После этого они отправились в ближайший гаштет, так у немцев называются закусочные, отпраздновать успешное окончание строительства и получение денег.
Оба были оживленно-возбуждены. Пока они туда шли, а это пять минут ходу Алексей выслушивал все новые и новые подробности счастливой жизни, которая наступит после их возвращения домой.
Судя по всему, Степан Андреевич уже и в мыслях не допускал, что они могут, вот так за здорово живешь расстаться.
* * *
Когда они пришли в пивную, на пороге их ноздри уловили запах, нет, аромат, чего-то вкусного из свинины и специй. Также, как бы в придачу, выделялся здоровый, пивной дух этого заведения.
Из вестибюля Механик позвонил своей то ли знакомой, то ли соседке в Россию. Долго извинялся и, в конце концов, попросил ее передать жене, чтобы она не волновалась т. к. он скоро, дня через два или три возвращается домой.

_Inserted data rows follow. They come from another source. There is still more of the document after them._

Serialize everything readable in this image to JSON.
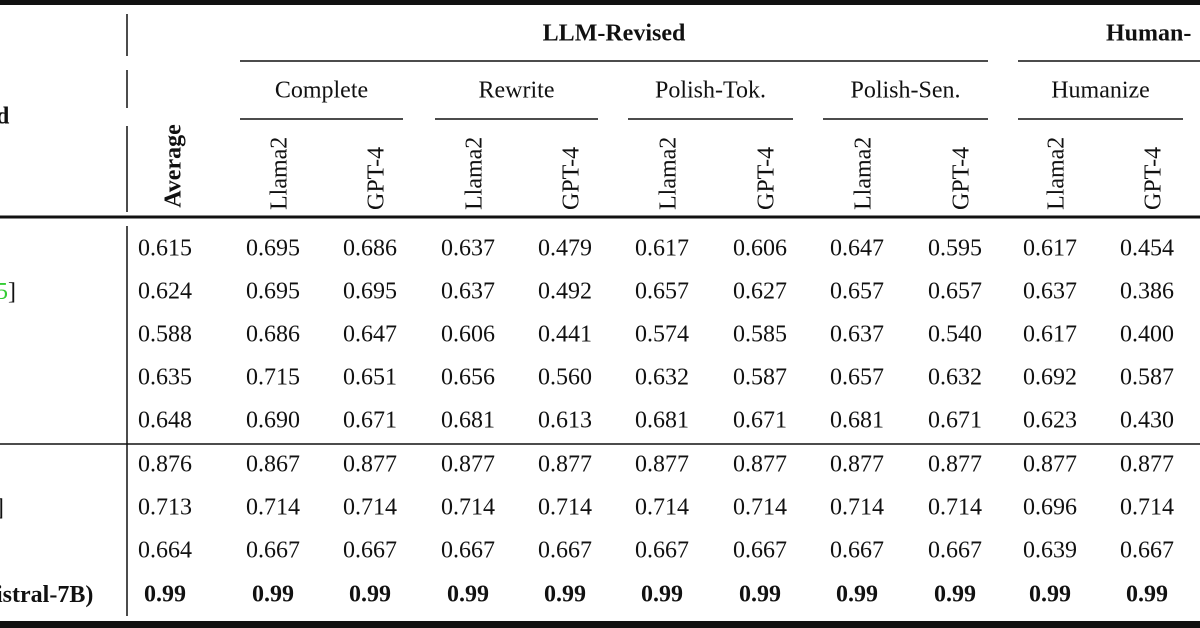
{
  "header": {
    "row_header": "d",
    "groups": [
      "LLM-Revised",
      "Human-"
    ],
    "average": "Average",
    "subgroups": [
      "Complete",
      "Rewrite",
      "Polish-Tok.",
      "Polish-Sen.",
      "Humanize"
    ],
    "models": [
      "Llama2",
      "GPT-4",
      "Llama2",
      "GPT-4",
      "Llama2",
      "GPT-4",
      "Llama2",
      "GPT-4",
      "Llama2",
      "GPT-4"
    ]
  },
  "table": {
    "rows": [
      {
        "values": [
          "0.615",
          "0.695",
          "0.686",
          "0.637",
          "0.479",
          "0.617",
          "0.606",
          "0.647",
          "0.595",
          "0.617",
          "0.454"
        ]
      },
      {
        "label_parts": [
          {
            "text": "5",
            "color": "#33cc33"
          },
          {
            "text": "]"
          }
        ],
        "values": [
          "0.624",
          "0.695",
          "0.695",
          "0.637",
          "0.492",
          "0.657",
          "0.627",
          "0.657",
          "0.657",
          "0.637",
          "0.386"
        ]
      },
      {
        "values": [
          "0.588",
          "0.686",
          "0.647",
          "0.606",
          "0.441",
          "0.574",
          "0.585",
          "0.637",
          "0.540",
          "0.617",
          "0.400"
        ]
      },
      {
        "values": [
          "0.635",
          "0.715",
          "0.651",
          "0.656",
          "0.560",
          "0.632",
          "0.587",
          "0.657",
          "0.632",
          "0.692",
          "0.587"
        ]
      },
      {
        "values": [
          "0.648",
          "0.690",
          "0.671",
          "0.681",
          "0.613",
          "0.681",
          "0.671",
          "0.681",
          "0.671",
          "0.623",
          "0.430"
        ]
      },
      {
        "values": [
          "0.876",
          "0.867",
          "0.877",
          "0.877",
          "0.877",
          "0.877",
          "0.877",
          "0.877",
          "0.877",
          "0.877",
          "0.877"
        ]
      },
      {
        "label_parts": [
          {
            "text": "]"
          }
        ],
        "values": [
          "0.713",
          "0.714",
          "0.714",
          "0.714",
          "0.714",
          "0.714",
          "0.714",
          "0.714",
          "0.714",
          "0.696",
          "0.714"
        ]
      },
      {
        "values": [
          "0.664",
          "0.667",
          "0.667",
          "0.667",
          "0.667",
          "0.667",
          "0.667",
          "0.667",
          "0.667",
          "0.639",
          "0.667"
        ]
      },
      {
        "label_parts": [
          {
            "text": "istral-7B)"
          }
        ],
        "bold": true,
        "values": [
          "0.99",
          "0.99",
          "0.99",
          "0.99",
          "0.99",
          "0.99",
          "0.99",
          "0.99",
          "0.99",
          "0.99",
          "0.99"
        ]
      }
    ]
  }
}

После этого «будьте любезны кушать».
Оба с видимым удовольствием вышли на кулинарное ристалище, где им не без усилий пришлось скрестить свои ножи и вилки с серьезными соперниками — огромными порциями вкуснейшей и нежнейшей еды.
Практически не вставая из-за стола, они с удовольствием, не испугавшись возможных последствий, съели по две порции свиных ножек с капустой и гороховым пюре. В финале пиршества плоти, накрыли все это великолепие, парой баварского пива. После этого, сытые и довольные вспомнили, что сегодня состоится отвальная или иначе прощальный ужин.
Зашли в супермаркет, где… А..! Гулять, так гулять! Купили две бутылки отечественной водки «Столичная», гораздо более дорогого продукта, нежели местное пойло с названием шнапс.
Но если у тебя за подкладкой больше тридцати тысяч, то скажите, кто будет обращать внимание на такую ерунду?
Жен рядом нет. Пилить некому.
Поэтому, как там у Владимира Семёновича — «гуляй, рванина, от рубля и выше».